После этого случая в летописях мы больше не находили упоминаний о бродниках как о народе, или, точнее, как о независимой воинствующей общине. Очевидно, частью они растворились в татарской Орде, частью были ею истреблены. Но тропы, исстари протоптанные из Руси в приднепровские степи, конечно, не заросли травой: в поисках воли много веков еще тянулся по ним с севера беглый и отчаявшийся люд, которому нечего было терять на родине.

* * *

— И долго ты пробыл в бродниках? — спросил Карач-мурза, не столько из любопытства, сколько из желания отвлечь беднягу от тяжких воспоминаний, которые, видимо, им всецело овладели.

— Без малого десять годов, — не сразу ответил Макар и вновь погрузился в молчание.

— Ну и как тебе в те годы жилось?

— Эх, боярин, и вспоминать неохота! Ну да уж раз начал, доскажу все, приму за грехи мои одною мукою больше… Как жил, спрашиваешь? Паскудно жил, одно слово. Попавши в волчью стаю, по-овечьи жить не будешь! К тому еще и горе мое лютое оледенило мне сердце — был я в ту пору и впрямь хуже всякого волка. Многим литовским панам в те годы отлились мои слезы кровью. Но пуще всего искал я тогда сотника, что вел из Брянска полон и продал наших баб татарам. И, на беду, сыскал.

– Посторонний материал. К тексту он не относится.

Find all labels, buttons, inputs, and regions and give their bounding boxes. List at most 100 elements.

Помню, как ночью наша ватага окружила его хутор на Подольщине. Враз перевязали сонную дворню, а господ прямо с теплых постелей выволокли на двор… Дом ограбили и подпалили с четырех концов, а сотника — был он, кажись, из ляхов — посредь грядки с цветами посадили на кол, лицом к дому, и видел он оттеда, как потешались ребята над его женой, а после, раскачавши, кинули ее в огонь. А за нею и всех домочадцев… И вот, слышь, бегит до меня мальчонка годов четырех — сынок того пана — и ручонки тянет, а у самого в глазах семь смертей… И разом вспомнил я своего Мишатку — вот тако же, думаю, когда избу мою жгли, он к им, к катам ручки тянул, а они его… Зажмурился я и пнул того хлопчика ногою в пламя…

Голос рассказчика перехватило. Карач-мурза искоса поглядел на него: Макар был бледен, как труп, губы его тряслись, а может, читали молитву.

— Так вот, — продолжал он, справившись со своим волнением, — с той поры и нет мне покою. Веришь, руки и ноги с радостью дал бы себе отсечь, еще бы и глаза на придачу выколол, чтобы возможно было тому младенцу невинному жизнь воротить! С того дня я боле не злодействовал, а бродил по степу один, как Каин, потеряв счет дням и годам. Все слышалось мне, как закричал он тогда, ровно заяц… И всякую ночь ложился словно на плаху — наперед уже знал, что мне во снах привидится. В конце порешил идти в монастырь, свой великий грех замаливать. Пришел я тогда прямо в Москву и покаялся во всем самому святителю. Выслушал он меня и говорит: «Страшен твой грех, Макар, но властью, от Бога мне данной, я его тебе отпущаю, ибо вижу: не злодей ты в сердце своем, а заблудшая и замученная душа. Но пострига тебе ноне не дам — наложу пять годов епитимьи. Ты супротив людей грешил, вот и послужи сперва людям, а там уж и Богу послужишь. А что делать, я тебе стану указывать».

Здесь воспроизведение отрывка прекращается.